Махинации интендантских чиновников тянулись вверх толстыми, нагло переплетёнными канатами. Никто даже не утруждал себя тем, чтобы прятать концы. В расхищении казны участвовали такие высокие чины, что одно лишь упоминание их имён могло обернуться опалой, а то и гибелью для слишком любопытного следователя.
Ротмистр отлично понимал, если он начнёт действовать всерьёз, первым, кто пострадает, это он сам. Чем выше чин вора, тем вернее он отделается лёгким испугом, переведётся в другую губернию, отсидится в имении «по болезни» или, в крайнем случае, откупится частью наворованного. А вот тому, кто посмеет поднять шум, не поздоровится.
И всё же он действовал, осторожно, без лишнего шума. Собрав компромат на двух ключевых фигур, он передал всё полковнику Баровичу. Теперь оставалось ждать. Решение старшего офицера определит, станет ли это начало концом коррупционной пирамиды, или же документы бесследно канут в архивах, а сам ротмистр внезапно получит назначение куда-нибудь на край империи.
Он нервно постукивал пальцами по столу, размышляя, на чьей стороне окажется сила, справедливости или привычного молчаливого сговора.

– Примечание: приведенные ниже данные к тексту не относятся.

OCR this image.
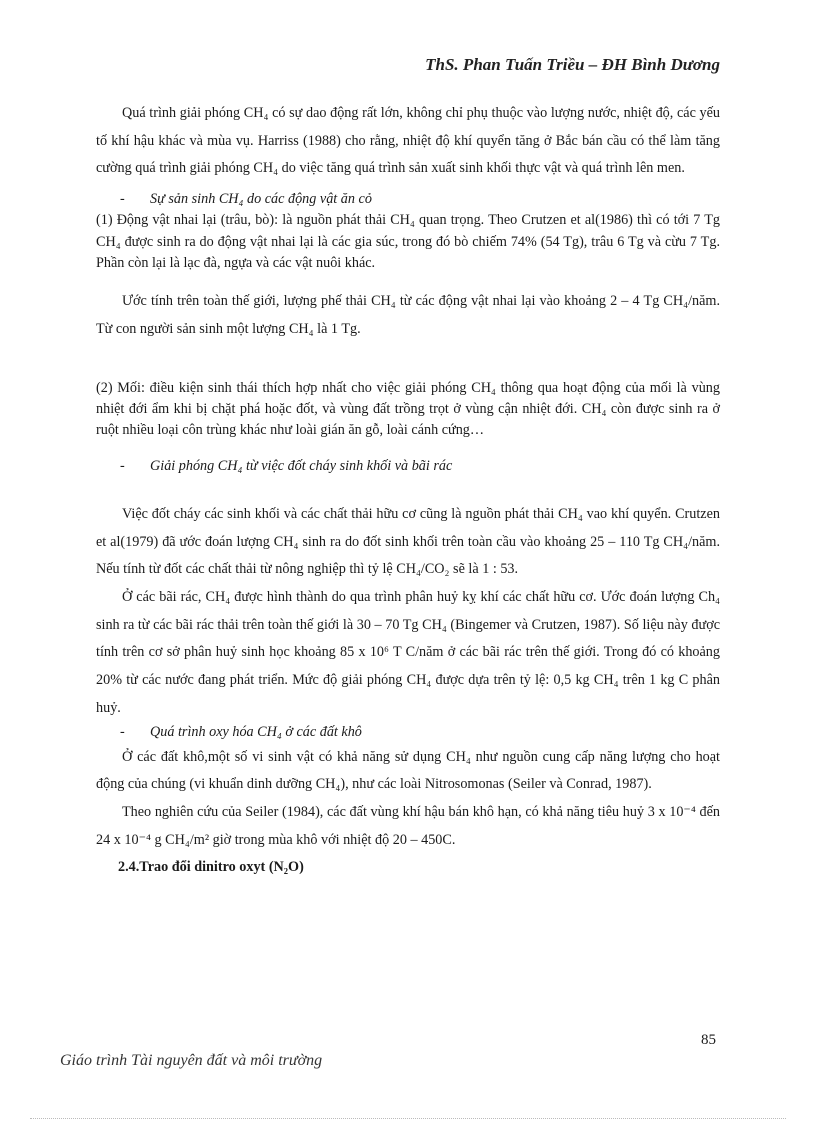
ThS. Phan Tuấn Triều – ĐH Bình Dương

Quá trình giải phóng CH₄ có sự dao động rất lớn, không chỉ phụ thuộc vào lượng nước, nhiệt độ, các yếu tố khí hậu khác và mùa vụ. Harriss (1988) cho rằng, nhiệt độ khí quyển tăng ở Bắc bán cầu có thể làm tăng cường quá trình giải phóng CH₄ do việc tăng quá trình sản xuất sinh khối thực vật và quá trình lên men.

- Sự sản sinh CH₄ do các động vật ăn cỏ

(1) Động vật nhai lại (trâu, bò): là nguồn phát thải CH₄ quan trọng. Theo Crutzen et al(1986) thì có tới 7 Tg CH₄ được sinh ra do động vật nhai lại là các gia súc, trong đó bò chiếm 74% (54 Tg), trâu 6 Tg và cừu 7 Tg. Phần còn lại là lạc đà, ngựa và các vật nuôi khác.

Ước tính trên toàn thế giới, lượng phế thải CH₄ từ các động vật nhai lại vào khoảng 2 – 4 Tg CH₄/năm. Từ con người sản sinh một lượng CH₄ là 1 Tg.

(2) Mối: điều kiện sinh thái thích hợp nhất cho việc giải phóng CH₄ thông qua hoạt động của mối là vùng nhiệt đới ẩm khi bị chặt phá hoặc đốt, và vùng đất trồng trọt ở vùng cận nhiệt đới. CH₄ còn được sinh ra ở ruột nhiều loại côn trùng khác như loài gián ăn gỗ, loài cánh cứng…

- Giải phóng CH₄ từ việc đốt cháy sinh khối và bãi rác

Việc đốt cháy các sinh khối và các chất thải hữu cơ cũng là nguồn phát thải CH₄ vao khí quyển. Crutzen et al(1979) đã ước đoán lượng CH₄ sinh ra do đốt sinh khối trên toàn cầu vào khoảng 25 – 110 Tg CH₄/năm. Nếu tính từ đốt các chất thải từ nông nghiệp thì tỷ lệ CH₄/CO₂ sẽ là 1 : 53.

Ở các bãi rác, CH₄ được hình thành do qua trình phân huỷ kỵ khí các chất hữu cơ. Ước đoán lượng Ch₄ sinh ra từ các bãi rác thải trên toàn thế giới là 30 – 70 Tg CH₄ (Bingemer và Crutzen, 1987). Số liệu này được tính trên cơ sở phân huỷ sinh học khoảng 85 x 10⁶ T C/năm ở các bãi rác trên thế giới. Trong đó có khoảng 20% từ các nước đang phát triển. Mức độ giải phóng CH₄ được dựa trên tỷ lệ: 0,5 kg CH₄ trên 1 kg C phân huỷ.

- Quá trình oxy hóa CH₄ ở các đất khô

Ở các đất khô,một số vi sinh vật có khả năng sử dụng CH₄ như nguồn cung cấp năng lượng cho hoạt động của chúng (vi khuẩn dinh dưỡng CH₄), như các loài Nitrosomonas (Seiler và Conrad, 1987).

Theo nghiên cứu của Seiler (1984), các đất vùng khí hậu bán khô hạn, có khả năng tiêu huỷ 3 x 10⁻⁴ đến 24 x 10⁻⁴ g CH₄/m² giờ trong mùa khô với nhiệt độ 20 – 450C.

2.4.Trao đổi dinitro oxyt (N₂O)

85
Giáo trình Tài nguyên đất và môi trường
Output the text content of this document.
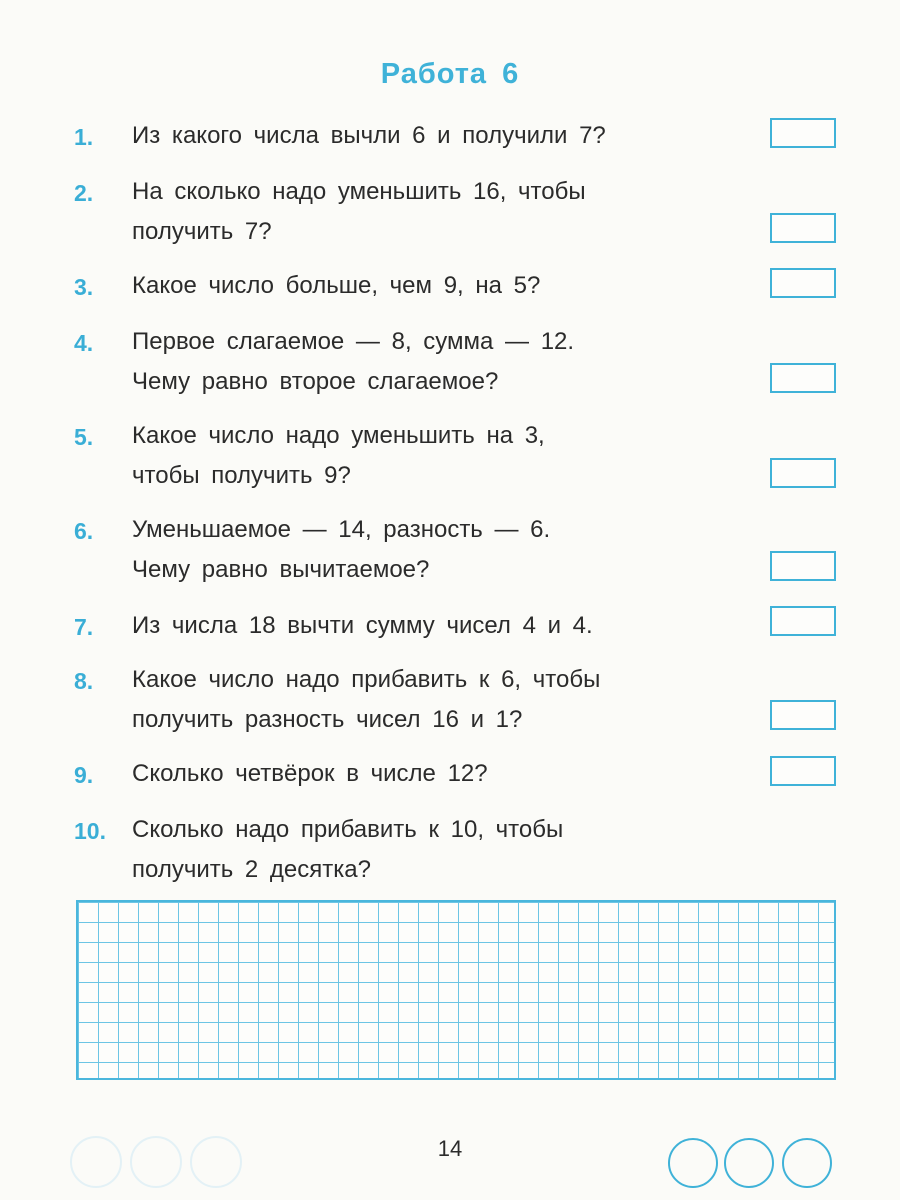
Работа 6
1. Из какого числа вычли 6 и получили 7?
2. На сколько надо уменьшить 16, чтобы
получить 7?
3. Какое число больше, чем 9, на 5?
4. Первое слагаемое — 8, сумма — 12.
Чему равно второе слагаемое?
5. Какое число надо уменьшить на 3,
чтобы получить 9?
6. Уменьшаемое — 14, разность — 6.
Чему равно вычитаемое?
7. Из числа 18 вычти сумму чисел 4 и 4.
8. Какое число надо прибавить к 6, чтобы
получить разность чисел 16 и 1?
9. Сколько четвёрок в числе 12?
10. Сколько надо прибавить к 10, чтобы
получить 2 десятка?
14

Опыт подсказывал, что второй вариант был не просто вероятен, он был неизбежен. Стоило вырвать с корнем несколько мелких сошек, как их места тут же занимали новые, еще более алчные, еще более циничные. Пустые карманы и ненасытная жажда наживы делали их опаснее предшественников. Они уже не прятались, не дрожали от страха, они воровали с холодной наглостью, зная, что система их прикроет. Коррупция казалась бессмертной. Чем яростнее с ней боролись, тем живучее она становилась. Чиновничья гидра отращивала новые головы, а те, кто пытался рубить их, рано или поздно сами оказывались под ударом.
Булавин мрачно сжал челюсти, желваки напряглись. Эти мысли окончательно испортили ему настроение. Где-то в глубине души теплилась наивная надежда, что когда-нибудь найдётся тот, кто сумеет переломить ход этой гнилой игры. Но сегодня явно был не тот день. Сегодня он чувствовал себя ребёнком, который пытается проломить крепостную стену брошенным камешком.
Глава 15
Подготовка к моему тайному походу завершилась и мы выступили в рейд. Я пересмотрел состав отряда. Пять стрелков, отобранных Романом, три разведчика (Халид в их числе) и моя банда, всего тринадцать человек. Число тринадцать меня не пугало, даже наоборот, мне всегда везло с этой цифрой. Может, поэтому я и стал Шайтаном в этом мире.